Just look at these stories from doctors of Reddit. They describe some of the most incredible and the most idiotic people they've ever had to deal with. From the life-threatening to the mundane minor injury, people say and do some really dumb stuff around doctors. Enjoy!
(Content edited for clarity.)
The List Of Idiots Is Long
“Oh! So many…
1) A guy brings his wife to the ER, her leg has a 3 in x 3 in wound (diabetic ulcer) with greenish yellow pus and what looked like a few maggots. Now I took one look at her and referred her to the Surgery department for admission. But the hubby is adamant on his wife’s kidney disease.
‘But doc, it’s just a wound, you gotta fix her kidney first doc, I read online that diabetes can cause kidney failure, and you gotta do something for that.’
I spent an hour convincing him that his wife would probably die before the kidney damage set in by sepsis from the clearly infected wound.
2) During my pediatric internship period, I was in charge of the general ward. The basic things were to look after the kids, solve small complaints (cough, breathlessness etc…), and evaluate new admissions. Now where I work, interns are supposed to draw blood from children for tests. So I went about my job and there’s one little tyke who’s a bit too active and jumps around when he sees the needle.
The mother gives me a vile look and says,
‘You are just puncturing my child for your education.’
At which point the kid just screams even harder. Yes, I’m studying drawing blood at 2 in the morning by waking up a kid instead of trying to help heal him – that’s what she thought.
It took a fair amount of convincing that wasn’t my motive.
3) I took care of a child that got measles. The mother and father were strongly anti-vax but was yelling at me ‘how can modern medicine not have a treatment for measles!’ At which point I told her there was a preventive method but they didn’t use it. She asked me what it was to which I replied vaccinate your child.
She said, ‘You’re just one of them pharma lobbyists, aren’t you?’

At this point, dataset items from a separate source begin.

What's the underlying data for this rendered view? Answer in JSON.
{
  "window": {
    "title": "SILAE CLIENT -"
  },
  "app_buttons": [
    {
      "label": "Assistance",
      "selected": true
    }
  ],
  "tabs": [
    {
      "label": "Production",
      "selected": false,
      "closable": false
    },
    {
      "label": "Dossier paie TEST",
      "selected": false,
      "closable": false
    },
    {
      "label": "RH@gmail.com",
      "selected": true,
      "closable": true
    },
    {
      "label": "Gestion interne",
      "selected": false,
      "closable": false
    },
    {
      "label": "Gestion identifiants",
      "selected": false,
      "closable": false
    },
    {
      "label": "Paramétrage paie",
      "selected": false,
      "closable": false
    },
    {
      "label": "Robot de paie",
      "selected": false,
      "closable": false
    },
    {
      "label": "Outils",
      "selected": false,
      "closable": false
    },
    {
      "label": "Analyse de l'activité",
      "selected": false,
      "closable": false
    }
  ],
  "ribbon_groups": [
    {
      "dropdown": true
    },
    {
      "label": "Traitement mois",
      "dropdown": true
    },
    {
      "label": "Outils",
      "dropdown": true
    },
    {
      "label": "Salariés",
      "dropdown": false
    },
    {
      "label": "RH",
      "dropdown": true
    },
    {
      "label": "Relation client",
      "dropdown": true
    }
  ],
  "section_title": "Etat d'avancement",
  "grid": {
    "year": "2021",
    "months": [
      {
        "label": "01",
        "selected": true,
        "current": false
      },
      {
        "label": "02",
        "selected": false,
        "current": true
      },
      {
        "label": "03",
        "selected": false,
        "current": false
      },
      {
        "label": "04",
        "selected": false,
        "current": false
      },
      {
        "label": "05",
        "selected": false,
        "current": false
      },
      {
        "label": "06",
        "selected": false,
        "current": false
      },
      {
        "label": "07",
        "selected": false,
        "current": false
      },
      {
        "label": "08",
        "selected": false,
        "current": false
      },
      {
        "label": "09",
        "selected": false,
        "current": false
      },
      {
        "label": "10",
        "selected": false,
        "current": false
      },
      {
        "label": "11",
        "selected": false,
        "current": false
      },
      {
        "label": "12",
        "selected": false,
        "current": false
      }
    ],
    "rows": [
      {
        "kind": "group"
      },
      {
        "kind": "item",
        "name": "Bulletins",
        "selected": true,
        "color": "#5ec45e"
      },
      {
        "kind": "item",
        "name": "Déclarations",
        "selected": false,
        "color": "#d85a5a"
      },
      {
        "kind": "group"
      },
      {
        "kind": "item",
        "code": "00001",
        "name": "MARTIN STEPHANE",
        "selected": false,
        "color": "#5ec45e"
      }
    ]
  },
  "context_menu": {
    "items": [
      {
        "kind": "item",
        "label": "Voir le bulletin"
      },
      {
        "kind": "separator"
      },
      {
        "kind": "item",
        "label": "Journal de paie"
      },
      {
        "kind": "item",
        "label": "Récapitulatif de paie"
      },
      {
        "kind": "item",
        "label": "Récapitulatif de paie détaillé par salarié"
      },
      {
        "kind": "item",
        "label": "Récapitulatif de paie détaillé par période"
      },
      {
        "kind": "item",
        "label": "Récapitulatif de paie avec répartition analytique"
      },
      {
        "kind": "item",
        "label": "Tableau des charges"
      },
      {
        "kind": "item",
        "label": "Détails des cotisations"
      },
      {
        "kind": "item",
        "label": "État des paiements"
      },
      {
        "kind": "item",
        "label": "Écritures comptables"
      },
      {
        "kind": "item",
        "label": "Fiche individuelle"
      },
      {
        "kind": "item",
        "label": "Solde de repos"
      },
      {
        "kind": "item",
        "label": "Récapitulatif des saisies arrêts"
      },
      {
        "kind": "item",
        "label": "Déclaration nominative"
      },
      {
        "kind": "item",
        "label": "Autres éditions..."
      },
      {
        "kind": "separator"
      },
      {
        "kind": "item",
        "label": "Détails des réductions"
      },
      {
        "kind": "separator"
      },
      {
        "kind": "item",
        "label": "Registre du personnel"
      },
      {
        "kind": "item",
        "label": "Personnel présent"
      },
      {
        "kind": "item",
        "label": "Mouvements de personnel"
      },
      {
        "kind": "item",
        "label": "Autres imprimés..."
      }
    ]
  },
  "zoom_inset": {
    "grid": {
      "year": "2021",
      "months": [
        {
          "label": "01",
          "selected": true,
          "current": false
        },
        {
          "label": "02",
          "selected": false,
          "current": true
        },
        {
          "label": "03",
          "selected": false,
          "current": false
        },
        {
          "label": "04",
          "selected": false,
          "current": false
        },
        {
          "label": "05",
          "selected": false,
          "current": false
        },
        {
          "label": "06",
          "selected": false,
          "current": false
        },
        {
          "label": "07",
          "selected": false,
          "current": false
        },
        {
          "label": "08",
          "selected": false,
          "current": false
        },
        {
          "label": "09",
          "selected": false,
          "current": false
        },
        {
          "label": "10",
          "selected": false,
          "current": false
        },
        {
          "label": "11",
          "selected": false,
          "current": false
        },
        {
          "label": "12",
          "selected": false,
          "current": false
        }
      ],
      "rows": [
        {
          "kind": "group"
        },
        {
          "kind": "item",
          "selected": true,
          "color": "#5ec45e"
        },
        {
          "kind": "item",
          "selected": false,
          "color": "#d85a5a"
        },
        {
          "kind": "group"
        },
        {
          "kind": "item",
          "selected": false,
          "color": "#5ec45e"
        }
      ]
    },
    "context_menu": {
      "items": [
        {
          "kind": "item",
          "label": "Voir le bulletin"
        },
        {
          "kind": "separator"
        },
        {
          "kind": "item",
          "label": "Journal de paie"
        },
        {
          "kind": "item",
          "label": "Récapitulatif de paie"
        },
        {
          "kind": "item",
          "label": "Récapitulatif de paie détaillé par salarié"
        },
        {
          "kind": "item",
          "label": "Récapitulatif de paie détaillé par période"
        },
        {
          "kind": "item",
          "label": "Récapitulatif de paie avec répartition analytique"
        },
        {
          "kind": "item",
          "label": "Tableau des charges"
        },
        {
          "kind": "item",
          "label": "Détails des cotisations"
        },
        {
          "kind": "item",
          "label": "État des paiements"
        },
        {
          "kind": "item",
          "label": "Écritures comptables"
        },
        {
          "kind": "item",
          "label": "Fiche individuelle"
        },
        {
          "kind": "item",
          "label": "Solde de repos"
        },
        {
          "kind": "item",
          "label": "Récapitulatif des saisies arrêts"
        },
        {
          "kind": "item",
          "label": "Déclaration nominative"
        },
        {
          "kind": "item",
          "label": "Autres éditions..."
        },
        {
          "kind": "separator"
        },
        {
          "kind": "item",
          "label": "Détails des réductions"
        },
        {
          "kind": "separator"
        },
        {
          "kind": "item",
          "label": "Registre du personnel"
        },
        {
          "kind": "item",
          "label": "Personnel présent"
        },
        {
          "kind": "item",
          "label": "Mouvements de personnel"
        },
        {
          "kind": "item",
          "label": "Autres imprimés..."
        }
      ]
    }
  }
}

4) A lady comes screaming into the ER, Now she’s all dressed up, so are her 2 grown daughters. All of them screaming hysterically that their mother is going to die. I go by them and nearly get tackled by the sister-in-law and the husband of one of the daughters.
‘Save her, she’s having an embolism!’
Shaken, I examine the lady, asked her where she was coming from (a wedding, that explained the dress). She apparently had a bit too much of potatoes. A shot of pantoprazole later, her embolism is gone. She had a bad case of ‘fart embolisms.’

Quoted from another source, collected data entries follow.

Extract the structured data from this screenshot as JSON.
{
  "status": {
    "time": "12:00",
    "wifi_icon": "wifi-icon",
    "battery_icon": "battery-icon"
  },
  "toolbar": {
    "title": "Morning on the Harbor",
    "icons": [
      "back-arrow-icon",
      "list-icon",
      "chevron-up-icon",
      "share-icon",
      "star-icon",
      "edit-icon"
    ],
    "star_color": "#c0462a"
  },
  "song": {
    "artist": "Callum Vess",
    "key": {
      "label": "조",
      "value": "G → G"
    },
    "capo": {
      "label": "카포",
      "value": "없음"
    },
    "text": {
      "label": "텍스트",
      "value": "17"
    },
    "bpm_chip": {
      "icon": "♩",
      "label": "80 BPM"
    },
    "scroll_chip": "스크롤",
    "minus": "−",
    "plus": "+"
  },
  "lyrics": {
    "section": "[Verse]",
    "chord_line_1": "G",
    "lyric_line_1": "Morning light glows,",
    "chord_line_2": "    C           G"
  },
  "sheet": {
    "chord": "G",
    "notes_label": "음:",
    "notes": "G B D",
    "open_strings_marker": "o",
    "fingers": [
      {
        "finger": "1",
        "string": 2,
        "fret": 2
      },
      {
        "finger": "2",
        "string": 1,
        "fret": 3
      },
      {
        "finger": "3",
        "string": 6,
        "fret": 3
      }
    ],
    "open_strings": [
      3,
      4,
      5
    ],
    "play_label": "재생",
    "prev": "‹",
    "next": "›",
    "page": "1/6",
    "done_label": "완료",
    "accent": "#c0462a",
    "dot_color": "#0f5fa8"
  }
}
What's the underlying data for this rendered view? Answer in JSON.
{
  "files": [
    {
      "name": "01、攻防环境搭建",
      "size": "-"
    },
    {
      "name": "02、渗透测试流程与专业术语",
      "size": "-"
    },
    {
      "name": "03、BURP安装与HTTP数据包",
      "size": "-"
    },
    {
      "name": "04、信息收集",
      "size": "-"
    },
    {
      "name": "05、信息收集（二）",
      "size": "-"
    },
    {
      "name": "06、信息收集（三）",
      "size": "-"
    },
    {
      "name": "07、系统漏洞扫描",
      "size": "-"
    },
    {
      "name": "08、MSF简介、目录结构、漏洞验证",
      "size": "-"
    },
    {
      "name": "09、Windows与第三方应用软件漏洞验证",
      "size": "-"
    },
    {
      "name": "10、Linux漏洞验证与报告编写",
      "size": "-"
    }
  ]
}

One thing I will never forget is how I learned never to be mad at a patient.
Now, this was when I began as an intern. A patient had an intestinal obstruction. We inserted a nasal feeding tube as the patient could not have anything per orally before the surgery. Problem was that they would always come and complain to me about how I didn’t stick it properly (you have to stick the end protruding out of the nose to the nasal bridge.) After 2-3 such episodes where I reluctantly dressed it, they complain that the tube is out of the nose, and lo and behold it is out. It’s very uncomfortable, most patients try and pull the nasal tube out. I replaced it 4 times. Poor guy was fed up by then.
On the morning of the surgery, his wife comes and asks me,
‘Doc, can you just remove that tube so that I can give him some coffee?’
Now I got totally mad. I was working a 72-hour shift, so I scolded her by saying that if she or he didn’t want the surgery then I couldn’t do anything and it would be nice if they gave me some peace.
She didn’t say anything.
The patient, 50-years-old with no other complications, died on the table.
I couldn’t face her.
The moral being, doctors know more things than patients. But it’s not always wise to bite their heads off. I could have convinced her it was impossible to remove the tube before surgery in a calm way.
Since then I’ve tried to be a better speaker to patients.”
That’s Not How Any Of This Works
“I’m an ER registered nurse.
Young adult male presents with multiple abscesses on various parts of his body. States he injected his boyfriend’s ‘baby batter’ into himself trying to get pregnant.
He tells one of the nurses that he should have gone with his original plan and tried on his dog first. Psych clears him. He’s admitted to the floor and gets IV antibiotics.
What.”
Doctors Are Just Scamming Their Patients
“I work for an optometrist and it was the month before school started and a woman brought in her son to have his eyes checked for the first time. Seems like a pretty reasonable thing for any parent, even if he was a little older than usual for a first eye exam. Better late than never I guess. The mom was well spoken and appeared fairly intelligent. Everything went as normal, the doctor examined the boy and ended up prescribing glasses. The doctor was explaining to the mom that her son had to wear his glasses all the time since he’s nearsighted and basically can’t see clearly past 5′ in front of him and would definitely need glasses for school. For some reason this caused a switch to flip in the mom and she spazzed out on the doctor, I couldn’t believe the crazy conspiracies she screamed at the doctor, she had gone mad.